I am still struggling heavily with PIED.  My wife and I were together when we could be throughout most of this period - I did complete a 6 week period recently with no O, and have experienced very limited improvement.  I am getting morning wood regularly, quality has improved as has the duration.  I also am starting to experience night wood?  Also can be pretty solid and last.  However, when my wife and I try to be together - nothing, usually nothing.  Sometimes I respond and lose it, I respond only half way.  It is a process and everyone is different.  It will take time, one day at a time.  Also, we have agreed that my reboot/rewire will not include ED drugs.  Our choice, not judging.

My goal is to get back to where I can respond to her just by kissing, cuddling, carressing.  I do try to take care of her as often as possible, but that too is an area of disappointment.  It can leave her feeling alone and unfulfilled.  Worried now about needing that constant stimulation once I do respond.

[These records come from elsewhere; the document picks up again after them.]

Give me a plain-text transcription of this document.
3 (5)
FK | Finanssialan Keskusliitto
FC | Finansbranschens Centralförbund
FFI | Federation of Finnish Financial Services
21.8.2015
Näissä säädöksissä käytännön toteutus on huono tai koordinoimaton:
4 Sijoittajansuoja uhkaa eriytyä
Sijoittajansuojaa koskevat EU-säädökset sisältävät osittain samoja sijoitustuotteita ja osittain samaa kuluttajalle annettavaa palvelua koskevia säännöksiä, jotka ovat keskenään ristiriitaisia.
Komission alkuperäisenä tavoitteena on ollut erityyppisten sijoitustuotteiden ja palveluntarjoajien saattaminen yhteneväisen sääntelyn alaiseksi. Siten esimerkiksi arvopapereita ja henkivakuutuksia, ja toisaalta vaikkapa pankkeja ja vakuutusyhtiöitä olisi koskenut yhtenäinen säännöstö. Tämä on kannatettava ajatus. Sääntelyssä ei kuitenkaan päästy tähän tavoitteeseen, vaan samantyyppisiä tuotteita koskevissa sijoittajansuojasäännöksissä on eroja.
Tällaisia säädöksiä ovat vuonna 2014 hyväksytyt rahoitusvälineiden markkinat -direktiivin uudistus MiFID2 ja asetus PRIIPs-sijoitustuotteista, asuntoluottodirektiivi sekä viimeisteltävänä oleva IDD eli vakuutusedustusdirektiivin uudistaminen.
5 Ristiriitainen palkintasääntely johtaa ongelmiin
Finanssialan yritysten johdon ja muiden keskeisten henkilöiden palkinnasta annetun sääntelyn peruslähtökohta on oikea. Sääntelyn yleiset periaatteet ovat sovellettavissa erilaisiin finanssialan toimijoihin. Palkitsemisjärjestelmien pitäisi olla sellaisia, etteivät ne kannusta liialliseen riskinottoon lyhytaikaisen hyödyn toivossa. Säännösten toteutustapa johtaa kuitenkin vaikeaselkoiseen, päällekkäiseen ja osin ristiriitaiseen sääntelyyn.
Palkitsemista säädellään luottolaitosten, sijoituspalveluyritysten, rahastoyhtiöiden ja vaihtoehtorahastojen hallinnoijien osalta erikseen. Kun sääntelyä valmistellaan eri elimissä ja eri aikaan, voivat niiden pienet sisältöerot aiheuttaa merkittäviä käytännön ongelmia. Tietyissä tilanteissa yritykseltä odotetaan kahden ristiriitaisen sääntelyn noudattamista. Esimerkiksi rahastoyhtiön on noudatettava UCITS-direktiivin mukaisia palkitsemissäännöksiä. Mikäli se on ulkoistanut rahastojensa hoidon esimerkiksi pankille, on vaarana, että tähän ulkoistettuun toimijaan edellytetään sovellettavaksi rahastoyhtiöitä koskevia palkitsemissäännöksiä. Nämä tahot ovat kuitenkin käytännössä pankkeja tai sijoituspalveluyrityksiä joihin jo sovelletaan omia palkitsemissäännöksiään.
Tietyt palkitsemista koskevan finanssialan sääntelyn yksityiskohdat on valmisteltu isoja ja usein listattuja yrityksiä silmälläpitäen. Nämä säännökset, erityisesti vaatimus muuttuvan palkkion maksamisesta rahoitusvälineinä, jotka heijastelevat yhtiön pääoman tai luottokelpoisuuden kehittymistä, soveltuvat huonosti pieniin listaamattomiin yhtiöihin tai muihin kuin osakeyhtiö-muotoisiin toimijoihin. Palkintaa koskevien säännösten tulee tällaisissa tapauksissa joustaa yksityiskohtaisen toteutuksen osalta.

Being able to be with my wife is, in our opinion, very important for our healing to go forward.  We both understand what I have done to my body, and why it is reacting the way that it is - but that doesn't make it any easier to deal with.  Knowing what I have done to her and to our relationship has left me dealing with a tremendous amount of self-loathing, very disappointed in the fact that I chose to do this knowing the pain it would cause - That together with the pain of disappointing her over and over when we try to be together has really done a number on my headspace.  I do believe that a part of my PIED issue is anxiety, self created.  There is a lot on this board about forgetting about the penis and all that  - and it is good stuff - still doesn't make it easier.  I need to be stronger and get my head together - get my head past this - to be there for my wife.  I did this, I need to fix this.

My wife is angry, disappointed - her world blown apart.  But she has found the strength to stand beside me and support me as I, we, get through this.  We have good days and we have bad days - her pain is going to take a long time to recede.  The wounds are very deep.  You and I need to continue to be patience, stay on track and away from P & M forever.  These wounds will need to have the scabs picked at from time to time.  They will bleed over and again - but that is a part of the healing process.  You and I need to be supportive.  If we are that fortunate to have wives willing to help us to find a way through this, we need to be their for them every single day.  Continue to give them reason to want to find a better, closer relationship.  Continue to show them we are worth fighting for.

The biggest issue with dealing with PIED is that there is no manual, there is no tried and true path through this.  Everyone is different.  There is a lot of helpful information out there, but whether this or that will work is questionable.  The big thing is to stay away from P & M.  That part is pretty much a given.  I would even say that staying away from O'ing is very helpful also.  You can try to exercise, watch your diet, you can meditate.  All that is great - but I think the bottom line is this process will take as long as it takes.  These things may shorten that time, but probably not by much.  Where these types of activities can have a big impact is how they can help you feel better about yourself, that you have some control.  They can help to frame things in a better light for you - and if that makes you feel better, you will be on better footing to deal with what is going on in your head.  At least that is what I hope.

Hang in there SRM, everything I have read is that this does get better - it is just a matter of how long it can take.